3.4    Nontransferability
A Participant's rights under the Plan, including the right to amounts payable may not be assigned, pledged, or otherwise transferred except, in the event of a Participant's death, to the Participant's designated beneficiary or, in the absence of such a designation, by will or by the laws of descent and distribution.
3.5    Unfunded Plan
The Plan is not funded and all awards payable hereunder shall be paid from the general assets of the Company. No provision contained in this Plan and no action taken pursuant to the provisions of this Plan shall create a trust of any kind or require the Company to maintain or set aside any specific funds to pay benefits hereunder. To the extent a Participant acquires a right to receive payments from the Company under the Plan, such right shall be no greater than the right of any unsecured general creditor of the Company.
3.6    Foreign Jurisdictions
The Committee shall have the authority to adopt, amend, or terminate such arrangements, not inconsistent with the intent of the Plan, as it may deem necessary or desirable to make available tax or other benefits of the laws of foreign countries in order to promote achievement of the purposes of the Plan.
3.7    Other Compensation Plans
Nothing contained in this Plan shall prevent the Company from adopting other or additional compensation arrangements for employees of the Company, including arrangements that are not intended to comply with Section 162(m) of the Code.
3.8    Governing Law
The Plan shall be governed by and construed in accordance with the laws of the Commonwealth of Pennsylvania, without giving effect to its conflict of law provisions.
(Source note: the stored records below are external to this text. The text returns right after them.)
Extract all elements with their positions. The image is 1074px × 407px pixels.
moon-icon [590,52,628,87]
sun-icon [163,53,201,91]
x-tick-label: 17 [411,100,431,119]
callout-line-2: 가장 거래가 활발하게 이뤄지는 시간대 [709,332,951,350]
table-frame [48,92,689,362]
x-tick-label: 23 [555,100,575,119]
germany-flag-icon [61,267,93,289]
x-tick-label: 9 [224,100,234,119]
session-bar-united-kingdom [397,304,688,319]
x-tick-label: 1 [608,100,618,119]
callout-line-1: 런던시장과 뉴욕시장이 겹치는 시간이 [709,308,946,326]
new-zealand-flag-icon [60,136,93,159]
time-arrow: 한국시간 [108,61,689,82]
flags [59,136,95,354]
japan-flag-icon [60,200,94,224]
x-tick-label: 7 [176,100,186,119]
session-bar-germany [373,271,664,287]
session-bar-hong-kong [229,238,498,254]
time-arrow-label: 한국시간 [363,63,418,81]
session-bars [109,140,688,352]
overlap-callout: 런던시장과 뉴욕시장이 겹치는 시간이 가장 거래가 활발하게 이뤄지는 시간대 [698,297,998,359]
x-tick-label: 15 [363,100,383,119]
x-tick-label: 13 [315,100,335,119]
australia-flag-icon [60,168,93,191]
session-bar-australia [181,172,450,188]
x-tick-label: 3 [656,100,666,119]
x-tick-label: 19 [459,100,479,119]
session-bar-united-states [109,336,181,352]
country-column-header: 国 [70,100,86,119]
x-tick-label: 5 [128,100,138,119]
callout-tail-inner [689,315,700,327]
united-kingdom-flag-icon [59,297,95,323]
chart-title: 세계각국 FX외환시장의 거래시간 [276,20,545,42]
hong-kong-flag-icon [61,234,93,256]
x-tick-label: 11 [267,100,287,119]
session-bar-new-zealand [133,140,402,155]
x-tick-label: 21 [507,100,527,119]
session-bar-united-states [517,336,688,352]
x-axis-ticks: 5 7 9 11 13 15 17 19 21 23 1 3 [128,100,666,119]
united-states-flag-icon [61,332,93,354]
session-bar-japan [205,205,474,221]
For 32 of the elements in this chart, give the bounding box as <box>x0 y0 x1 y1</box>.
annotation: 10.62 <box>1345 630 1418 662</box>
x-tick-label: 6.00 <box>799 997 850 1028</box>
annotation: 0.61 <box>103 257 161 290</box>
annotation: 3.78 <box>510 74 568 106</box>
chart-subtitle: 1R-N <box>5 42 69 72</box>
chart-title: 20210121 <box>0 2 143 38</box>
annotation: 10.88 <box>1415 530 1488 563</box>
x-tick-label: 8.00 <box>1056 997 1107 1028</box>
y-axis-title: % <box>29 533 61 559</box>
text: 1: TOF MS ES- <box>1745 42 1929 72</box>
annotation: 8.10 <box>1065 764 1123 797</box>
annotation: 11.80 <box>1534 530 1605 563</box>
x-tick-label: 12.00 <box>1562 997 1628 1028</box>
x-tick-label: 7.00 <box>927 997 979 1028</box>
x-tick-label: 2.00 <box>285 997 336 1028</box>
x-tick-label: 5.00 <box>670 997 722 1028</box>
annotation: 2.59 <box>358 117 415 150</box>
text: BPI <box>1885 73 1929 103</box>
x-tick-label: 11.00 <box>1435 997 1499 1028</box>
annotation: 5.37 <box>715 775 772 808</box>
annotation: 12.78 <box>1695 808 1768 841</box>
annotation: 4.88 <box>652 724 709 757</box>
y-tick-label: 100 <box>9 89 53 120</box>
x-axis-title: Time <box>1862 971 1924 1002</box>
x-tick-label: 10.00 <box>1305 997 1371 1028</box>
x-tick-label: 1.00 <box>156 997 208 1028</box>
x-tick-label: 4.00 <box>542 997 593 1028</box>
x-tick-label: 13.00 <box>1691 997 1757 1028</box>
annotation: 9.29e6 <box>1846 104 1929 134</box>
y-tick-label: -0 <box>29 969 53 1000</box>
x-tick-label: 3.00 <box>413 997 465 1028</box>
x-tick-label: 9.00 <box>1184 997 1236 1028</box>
ARTICLE IV -    AMENDMENT AND TERMINATION
The Board of Directors may modify, amend, or terminate the Plan at any time; provided, however, that no such modification, amendment or termination shall, without the consent of the Participant, materially adversely affect the rights of such Participant to any payment that has

    


been determined by the Committee to be due and owing to the Participant under the Plan but not yet paid.
Notwithstanding the foregoing or any provision of the Plan to the contrary, the Committee may at any time (without the consent of the Participant) modify, amend or terminate any or all of the provisions of this Plan to the extent necessary to conform the provisions of the Plan with Section 409A or Section 162(m) of the Code or the regulations promulgated thereunder regardless of whether such modification, amendment, or termination of the Plan shall adversely affect the rights of a Participant under the Plan.
ARTICLE V -    EFFECTIVE DATE
The Plan, as amended, shall become effective immediately upon the approval and adoption thereof by the Board; provided, however, that no award intended to qualify as performance-based compensation within the meaning of Section 162(m) of the Code shall be payable prior to approval of the Plan's material terms by the Company's shareholders.